Bruno Spengler sicherte sich in souveräner Manier die Pole-Position

DTM 2011

— 18.06.2011

Spengler holt die Lausitz-Pole-Position

Lausitz bleibt Mercedes-Land: Bruno Spengler geht von Startplatz eins ins Rennen - Starker Auftritt von Tom Kristensen, erheblicher Rückschlag für Ralf Schumacher

Die Lausitz bleibt zunächst fest in Mercedes-Hand. Die guten Ergebnisse von Audi in den Trainings hatten in der abschließenden Zeitenjagd am Samstag keine Bedeutung mehr. DTM-Gesamtleader Bruno Spengler holte sich in 1:19.119 Minuten souverän die Pole-Position für den vierten Wertungslauf des Jahres.

"Gestern war ich 14., was nicht so der Hit war. Ich wurde aber immer schneller. In Q4 lief es dann richtig gut", sagt der Kanadier. "Ich bin sehr glücklich. Ich hoffe, dass wir morgen gewinnen können. Ich bin in Q3 nur eine Runde auf meinen Reifen gefahren, die anderen hingegen vier. Das war ein kleiner Vorteil."

Auf den frischeren Hankook-Pneus ließ Spengler seinen Widersachern keine Chance. Einzig Markenkollege Jamie Green hätte ihm die Pole-Position noch streitig machen können. Der Brite fuhr in Q4 im ersten Sektor sogar eine Bestzeit, aber dann verschenkte er viel. "Q3 war ganz gut, aber in Q4 habe ich in den beiden letzten Sektoren kleine Fehler gemacht. Platz zwei ist aber nicht schlecht. Ich habe damit morgen im Rennen gute Chancen", lacht Green.

Nach heftigen Schnitzern in den beiden letzten Sektoren rettete sich der Brite gerade eben noch auf den zweiten Rang. Der Vorsprung auf Mattias Ekström betrug am Ende 0,067 Sekunden. "Es ist ein bisschen frustrierend. Ich habe keine Fehler gemacht, aber dennoch sind wir zu langsam. Eine halbe Sekunde ist ganz schön viel", sagt der Schwede mit Blick auf die Bestzeit von Spengler.

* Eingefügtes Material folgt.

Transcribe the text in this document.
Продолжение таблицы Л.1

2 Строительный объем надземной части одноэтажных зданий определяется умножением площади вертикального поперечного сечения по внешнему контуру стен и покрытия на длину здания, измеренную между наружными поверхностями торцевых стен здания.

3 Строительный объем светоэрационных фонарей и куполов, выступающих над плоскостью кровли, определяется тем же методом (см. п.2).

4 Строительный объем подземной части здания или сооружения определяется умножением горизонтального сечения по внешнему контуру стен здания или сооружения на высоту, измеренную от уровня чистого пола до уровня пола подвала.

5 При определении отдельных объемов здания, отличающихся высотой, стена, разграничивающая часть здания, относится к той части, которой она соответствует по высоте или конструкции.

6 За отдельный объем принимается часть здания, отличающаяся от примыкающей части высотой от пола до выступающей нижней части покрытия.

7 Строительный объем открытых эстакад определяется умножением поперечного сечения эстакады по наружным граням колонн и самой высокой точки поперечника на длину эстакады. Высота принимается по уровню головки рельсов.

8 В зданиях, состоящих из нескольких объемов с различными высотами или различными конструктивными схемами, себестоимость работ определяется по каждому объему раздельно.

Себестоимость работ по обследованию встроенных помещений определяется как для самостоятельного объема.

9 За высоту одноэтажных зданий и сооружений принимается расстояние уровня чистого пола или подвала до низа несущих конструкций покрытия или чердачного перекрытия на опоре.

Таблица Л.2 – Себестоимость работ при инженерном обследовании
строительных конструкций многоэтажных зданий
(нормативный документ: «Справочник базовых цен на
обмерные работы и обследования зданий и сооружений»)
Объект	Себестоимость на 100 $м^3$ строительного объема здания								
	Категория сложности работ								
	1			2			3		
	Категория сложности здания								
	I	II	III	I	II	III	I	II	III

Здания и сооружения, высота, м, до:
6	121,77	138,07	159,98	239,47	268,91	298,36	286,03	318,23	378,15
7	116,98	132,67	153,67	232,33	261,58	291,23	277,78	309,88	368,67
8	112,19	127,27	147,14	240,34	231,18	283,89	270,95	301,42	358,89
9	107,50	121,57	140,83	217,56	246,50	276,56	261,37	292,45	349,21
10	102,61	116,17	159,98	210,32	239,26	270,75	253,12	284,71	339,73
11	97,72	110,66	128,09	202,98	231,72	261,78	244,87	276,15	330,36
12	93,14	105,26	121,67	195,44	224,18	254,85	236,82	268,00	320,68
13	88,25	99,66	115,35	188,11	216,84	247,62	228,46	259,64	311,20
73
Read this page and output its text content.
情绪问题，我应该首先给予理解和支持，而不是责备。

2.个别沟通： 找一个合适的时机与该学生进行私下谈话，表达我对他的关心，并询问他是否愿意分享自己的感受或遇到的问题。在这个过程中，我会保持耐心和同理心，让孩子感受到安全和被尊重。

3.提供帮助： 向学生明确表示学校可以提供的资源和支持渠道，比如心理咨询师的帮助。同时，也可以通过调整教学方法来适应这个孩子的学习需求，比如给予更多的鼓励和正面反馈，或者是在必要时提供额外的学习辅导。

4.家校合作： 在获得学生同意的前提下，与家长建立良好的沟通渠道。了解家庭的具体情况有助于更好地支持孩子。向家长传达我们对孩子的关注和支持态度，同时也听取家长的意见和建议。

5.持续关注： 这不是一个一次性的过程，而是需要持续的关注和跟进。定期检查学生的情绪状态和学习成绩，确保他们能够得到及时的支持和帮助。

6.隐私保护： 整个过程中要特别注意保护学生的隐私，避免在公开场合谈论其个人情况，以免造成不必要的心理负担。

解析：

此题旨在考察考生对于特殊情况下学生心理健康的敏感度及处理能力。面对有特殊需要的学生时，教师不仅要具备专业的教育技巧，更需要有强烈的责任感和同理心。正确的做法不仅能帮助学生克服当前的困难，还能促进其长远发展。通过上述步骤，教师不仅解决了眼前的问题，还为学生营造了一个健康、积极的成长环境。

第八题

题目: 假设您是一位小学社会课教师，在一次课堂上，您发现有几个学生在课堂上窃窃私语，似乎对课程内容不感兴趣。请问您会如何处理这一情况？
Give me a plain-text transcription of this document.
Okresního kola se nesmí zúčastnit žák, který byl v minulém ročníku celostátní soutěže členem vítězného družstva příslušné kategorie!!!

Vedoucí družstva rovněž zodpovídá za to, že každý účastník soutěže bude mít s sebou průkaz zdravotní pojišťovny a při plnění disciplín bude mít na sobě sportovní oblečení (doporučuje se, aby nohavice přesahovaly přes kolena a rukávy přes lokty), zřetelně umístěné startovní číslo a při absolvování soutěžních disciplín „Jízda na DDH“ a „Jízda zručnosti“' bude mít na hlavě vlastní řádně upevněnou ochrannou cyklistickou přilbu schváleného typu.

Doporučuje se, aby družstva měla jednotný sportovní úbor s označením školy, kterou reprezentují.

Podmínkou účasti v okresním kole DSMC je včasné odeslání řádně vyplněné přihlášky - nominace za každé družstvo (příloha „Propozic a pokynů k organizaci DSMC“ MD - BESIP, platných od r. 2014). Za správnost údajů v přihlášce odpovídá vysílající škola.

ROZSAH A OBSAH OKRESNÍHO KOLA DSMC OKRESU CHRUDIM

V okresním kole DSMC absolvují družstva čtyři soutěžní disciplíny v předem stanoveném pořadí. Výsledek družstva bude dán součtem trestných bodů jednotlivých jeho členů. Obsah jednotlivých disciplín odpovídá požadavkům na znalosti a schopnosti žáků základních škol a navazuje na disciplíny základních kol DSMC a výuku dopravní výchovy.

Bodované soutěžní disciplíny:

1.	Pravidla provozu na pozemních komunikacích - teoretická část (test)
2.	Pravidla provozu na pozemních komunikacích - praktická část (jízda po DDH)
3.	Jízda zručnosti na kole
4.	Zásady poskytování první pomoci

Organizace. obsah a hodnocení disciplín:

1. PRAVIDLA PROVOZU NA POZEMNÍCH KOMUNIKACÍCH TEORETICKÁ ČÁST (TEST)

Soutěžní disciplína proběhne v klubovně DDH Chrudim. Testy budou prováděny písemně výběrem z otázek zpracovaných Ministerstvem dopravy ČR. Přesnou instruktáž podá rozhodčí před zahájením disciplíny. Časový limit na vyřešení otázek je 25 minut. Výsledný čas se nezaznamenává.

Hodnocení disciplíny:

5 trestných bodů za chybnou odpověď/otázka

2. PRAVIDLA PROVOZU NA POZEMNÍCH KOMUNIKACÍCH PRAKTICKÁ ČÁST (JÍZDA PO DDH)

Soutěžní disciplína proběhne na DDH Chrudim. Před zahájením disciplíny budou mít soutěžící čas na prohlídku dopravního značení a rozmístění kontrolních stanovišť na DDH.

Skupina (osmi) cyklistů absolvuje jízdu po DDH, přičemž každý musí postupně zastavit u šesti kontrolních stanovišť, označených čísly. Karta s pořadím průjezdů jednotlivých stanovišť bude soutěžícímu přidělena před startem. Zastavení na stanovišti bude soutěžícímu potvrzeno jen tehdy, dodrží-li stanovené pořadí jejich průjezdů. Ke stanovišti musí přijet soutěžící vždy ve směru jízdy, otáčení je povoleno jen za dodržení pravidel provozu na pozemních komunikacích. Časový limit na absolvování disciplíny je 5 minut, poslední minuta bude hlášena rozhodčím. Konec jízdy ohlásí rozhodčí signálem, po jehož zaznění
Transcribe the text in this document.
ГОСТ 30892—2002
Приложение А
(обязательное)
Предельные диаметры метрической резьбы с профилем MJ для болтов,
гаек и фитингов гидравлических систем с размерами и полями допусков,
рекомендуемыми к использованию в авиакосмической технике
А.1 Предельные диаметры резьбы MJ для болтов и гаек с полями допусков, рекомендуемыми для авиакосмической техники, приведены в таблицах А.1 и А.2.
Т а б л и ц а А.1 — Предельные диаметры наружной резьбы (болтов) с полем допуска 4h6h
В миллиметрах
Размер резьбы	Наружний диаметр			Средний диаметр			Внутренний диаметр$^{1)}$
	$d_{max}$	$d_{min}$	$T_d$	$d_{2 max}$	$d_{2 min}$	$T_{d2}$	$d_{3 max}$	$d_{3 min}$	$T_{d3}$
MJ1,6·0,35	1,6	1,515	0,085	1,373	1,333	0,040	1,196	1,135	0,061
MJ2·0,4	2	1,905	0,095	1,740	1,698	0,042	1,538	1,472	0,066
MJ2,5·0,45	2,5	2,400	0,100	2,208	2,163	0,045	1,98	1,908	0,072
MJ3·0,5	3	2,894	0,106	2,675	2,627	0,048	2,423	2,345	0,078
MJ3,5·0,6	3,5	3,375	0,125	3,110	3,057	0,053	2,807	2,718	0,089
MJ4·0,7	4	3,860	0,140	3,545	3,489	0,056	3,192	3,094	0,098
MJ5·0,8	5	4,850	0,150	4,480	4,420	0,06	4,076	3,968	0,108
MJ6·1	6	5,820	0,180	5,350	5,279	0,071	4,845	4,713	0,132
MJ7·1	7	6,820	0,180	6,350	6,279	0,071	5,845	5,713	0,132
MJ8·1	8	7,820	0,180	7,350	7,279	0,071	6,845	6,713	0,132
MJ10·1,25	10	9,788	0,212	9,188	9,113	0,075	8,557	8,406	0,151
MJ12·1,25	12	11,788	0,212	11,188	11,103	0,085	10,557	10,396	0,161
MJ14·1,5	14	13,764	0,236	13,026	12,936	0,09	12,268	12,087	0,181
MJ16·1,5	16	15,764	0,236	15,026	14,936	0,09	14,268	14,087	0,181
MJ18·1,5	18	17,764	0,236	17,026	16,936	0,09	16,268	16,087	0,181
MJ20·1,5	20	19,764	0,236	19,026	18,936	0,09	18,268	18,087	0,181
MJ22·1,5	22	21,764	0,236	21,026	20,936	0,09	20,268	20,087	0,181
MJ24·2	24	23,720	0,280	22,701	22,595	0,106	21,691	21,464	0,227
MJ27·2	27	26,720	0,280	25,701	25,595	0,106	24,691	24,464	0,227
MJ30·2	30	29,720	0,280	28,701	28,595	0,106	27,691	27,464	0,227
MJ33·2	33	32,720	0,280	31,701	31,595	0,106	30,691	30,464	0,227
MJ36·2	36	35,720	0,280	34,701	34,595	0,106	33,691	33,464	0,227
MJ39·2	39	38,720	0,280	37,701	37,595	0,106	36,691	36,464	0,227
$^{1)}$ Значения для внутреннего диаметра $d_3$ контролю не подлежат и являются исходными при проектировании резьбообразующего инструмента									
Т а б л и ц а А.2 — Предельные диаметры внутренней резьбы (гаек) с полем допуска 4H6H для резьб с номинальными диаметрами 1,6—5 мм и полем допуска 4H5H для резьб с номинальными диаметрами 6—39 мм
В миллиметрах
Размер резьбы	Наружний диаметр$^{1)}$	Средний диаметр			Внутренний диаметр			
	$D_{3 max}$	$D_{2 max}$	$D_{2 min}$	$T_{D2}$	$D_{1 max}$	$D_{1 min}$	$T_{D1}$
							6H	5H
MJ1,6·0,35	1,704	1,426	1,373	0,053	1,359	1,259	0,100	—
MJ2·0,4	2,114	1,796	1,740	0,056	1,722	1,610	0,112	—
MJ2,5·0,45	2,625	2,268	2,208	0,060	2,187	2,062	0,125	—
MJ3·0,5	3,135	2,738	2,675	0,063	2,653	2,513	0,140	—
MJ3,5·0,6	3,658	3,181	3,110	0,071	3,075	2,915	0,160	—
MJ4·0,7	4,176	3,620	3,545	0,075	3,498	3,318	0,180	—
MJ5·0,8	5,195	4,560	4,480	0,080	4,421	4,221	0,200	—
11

Dennoch: Die Freude überwiegt bei ihm, denn nach der Pleite von Spielberg sieht es für das Lausitzring-Rennen deutlich besser aus.

Ekström teilt sich die zweite Startreihe mit Spielberg-Sieger Martin Tomczyk. "Generell kann ich zufrieden sein. Wir haben gesehen, dass wir mit den neuen Reifen hier konkurrenzfähig sein können", so der aktuell Zweitplatzierte in der DTM-Gesamtwertung. "Aber in Q4 hat Mercedes gute Arbeit geleistet, da waren sie wieder schneller. Wir wollen die Dominanz von Mercedes hier brechen."

In der dritten Startreihe werden sich Gary Paffett (Mercedes) und Oliver Jarvis (Audi) sicherlich ein hartes Duell liefern, dahinter kann Tom Kristensen mit Startplatz sieben äußerst zufrieden sein. "Ich bin hier um Mike zu ersetzen und erst am Freitagmorgen hier angekommen. Es war nicht so schlecht", sagt der Däne. "Den neuen Reifen kannte ich überhaupt nicht. Diese Strecke ist absolut nicht meine Lieblingsstrecke."

Kristensen war somit bei seinem kurzfristigen Comeback schneller als der zweimalige DTM-Champion Timo Scheider im gleichen Auto. Der Abt-Star scheitere bereits am Ende von Q2. Dort fehlten ihm 0,015 Sekunden zum Einzug in die dritte Runde. "Im Vergleich zum Morgen war mein Auto bezüglich der Balance sehr schlecht. Im letzten Sektor habe ich viel verloren. Das Auto war nicht schön zu fahren", so Scheider nach Rang neun.

"Anderen Leuten muss ich nicht viel beweisen, aber so leicht lasse ich mich nicht abspeisen", folgt sofort die Kampfansage vom zweimaligen Champion. Ein Blick auf das Klassement bringt eine große Überraschung. Der Höhenflug von Ralf Schumacher geht offenbar nicht weiter: Startplatz 17. "Es passt einfach nicht so. Ich kam hier auch im vergangenen Jahr nicht gut zurecht", so der Kerpener. "Im Regen ist alles möglich. Von hinten wird es aber relativ schwierig."